The Brooklyn Heights Library sale was a shadowy deal, a new lawsuit alleges — but not in the way you think!
Activists are suing to stop the demolition of the branch, arguing the city didn’t do an adequate study into how the new library — and the luxury apartment tower above it — would impact the neighborhood before it agreed to sell the site to a developer last year.
Amongst other issues, the suit charges, it only considered how the building’s shadow will affect vegetation in local parks, but not how it will disturb parkgoers’ quest for sunshine.
“The fact that when these shadows occur a citizen of New York might be able to sit in the sunshine by going to a different park or moving around with shadows to other parts of the park belies the effects of the shadow on park users,” reads the lawsuit filed by anti-library-sale group Love Brooklyn Libraries, which will go before a judge on Friday.
The Mayor’s Office of Sustainability’s environmental review concluded that the proposed 36-story tower at Cadman Plaza West would not significantly affect the surrounding area, and therefore it didn’t need to do a longer study — a so-called environmental impact statement — which would have included a public input period.

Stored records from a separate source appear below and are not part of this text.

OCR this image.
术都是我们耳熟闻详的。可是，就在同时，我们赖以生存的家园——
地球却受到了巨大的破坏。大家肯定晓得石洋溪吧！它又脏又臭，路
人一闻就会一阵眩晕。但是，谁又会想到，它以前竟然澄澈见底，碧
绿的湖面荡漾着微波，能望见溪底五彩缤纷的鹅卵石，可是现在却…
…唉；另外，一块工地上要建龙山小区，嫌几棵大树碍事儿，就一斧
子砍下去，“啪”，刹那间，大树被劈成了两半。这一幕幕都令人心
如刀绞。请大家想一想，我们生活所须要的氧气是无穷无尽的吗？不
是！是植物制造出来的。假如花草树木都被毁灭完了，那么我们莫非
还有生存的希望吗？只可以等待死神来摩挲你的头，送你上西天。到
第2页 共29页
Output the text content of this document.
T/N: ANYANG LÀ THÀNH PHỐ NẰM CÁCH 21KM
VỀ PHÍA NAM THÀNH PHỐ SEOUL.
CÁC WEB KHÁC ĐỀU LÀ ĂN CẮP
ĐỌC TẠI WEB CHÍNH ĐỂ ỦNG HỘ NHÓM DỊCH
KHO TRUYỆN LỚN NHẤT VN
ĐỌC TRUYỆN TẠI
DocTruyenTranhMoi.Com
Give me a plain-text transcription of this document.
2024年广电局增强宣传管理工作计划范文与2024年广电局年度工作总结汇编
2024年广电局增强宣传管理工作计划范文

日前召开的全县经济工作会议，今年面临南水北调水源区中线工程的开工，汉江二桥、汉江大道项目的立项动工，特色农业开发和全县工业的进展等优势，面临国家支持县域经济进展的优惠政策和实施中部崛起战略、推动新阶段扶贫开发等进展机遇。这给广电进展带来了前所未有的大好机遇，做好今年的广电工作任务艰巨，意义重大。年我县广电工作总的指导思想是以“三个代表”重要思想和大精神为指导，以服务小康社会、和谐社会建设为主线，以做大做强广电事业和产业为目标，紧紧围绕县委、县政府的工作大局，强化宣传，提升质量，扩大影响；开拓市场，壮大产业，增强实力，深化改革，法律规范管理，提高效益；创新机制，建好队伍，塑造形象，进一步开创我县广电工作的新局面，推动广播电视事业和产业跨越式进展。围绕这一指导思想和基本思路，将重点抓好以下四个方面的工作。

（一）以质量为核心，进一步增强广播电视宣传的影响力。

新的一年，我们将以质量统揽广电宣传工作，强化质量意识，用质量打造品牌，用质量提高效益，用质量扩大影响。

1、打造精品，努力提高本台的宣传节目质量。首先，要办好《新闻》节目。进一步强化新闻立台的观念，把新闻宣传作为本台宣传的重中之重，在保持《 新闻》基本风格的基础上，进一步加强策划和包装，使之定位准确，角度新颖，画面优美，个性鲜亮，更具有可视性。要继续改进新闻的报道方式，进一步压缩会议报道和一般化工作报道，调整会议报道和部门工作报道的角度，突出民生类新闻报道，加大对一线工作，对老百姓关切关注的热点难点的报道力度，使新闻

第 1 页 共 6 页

But the activists’ suit claims the city ignored several ways the community would suffer, and now they’re demanding the court halt the work — set to begin in fall — for a more rigorous study.
The city disregarded not only how shadows would affect residents, but also the extra traffic construction trucks and new citizens would bring, the suit alleges.
Additionally, the assessment didn’t consider that the new branch inside the tower won’t have room for the old business library section, and disabled residents and seniors will have trouble reaching its new location in Prospect Heights’ Central Library, as it’s not near any handicap-friendly subway stops, the activists allege.
Finally, the city did not seriously explore whether the branch’s existing facade — a mid-century Beaux Arts number designed by Italian sculptor Clemente Spampinato and architect Francis Keally — is eligible for state and federal landmark status, the lawsuit claims.
By way of response, a City Hall rep pointed back to the 2015 assessment, which indeed states that the shadows won’t upset the flowers, but does not mention the vitamin D-starved humans.
It claims the building’s shadow will largely encroach on the Korean War Veterans’ Plaza in front of the post office, which has “low usage rates.”
It also claims the new building and library will only account for around 67 car trips coming in and out a day — while the overwhelming majority of residents and visitors will come and go via the subway — and the construction trucks won’t add a significant burden to the streets.
And, it says, the city did study whether the library was eligible for state or federal landmarking — name-checking both Spampinato and Keally — but found it wasn’t.
The assessment does not discuss the how moving the business library would impact seniors.
Local library lovers fought the city for years to save the book-lending depot as it is, but City Council ultimately okay the sale in December, after local member Councilman Steve Levin (D–Brooklyn Heights) negotiated some concessions and gave his blessing.
Now, the activists say, this lawsuit may be their last hope to preserve their beloved branch and keep parks shadow-free.
“This library should have been preserved and upgraded, not downgraded for demolition,” said Marsha Rimler, who is the president of Love Brooklyn Libraries. “This is the only way to stop it now.”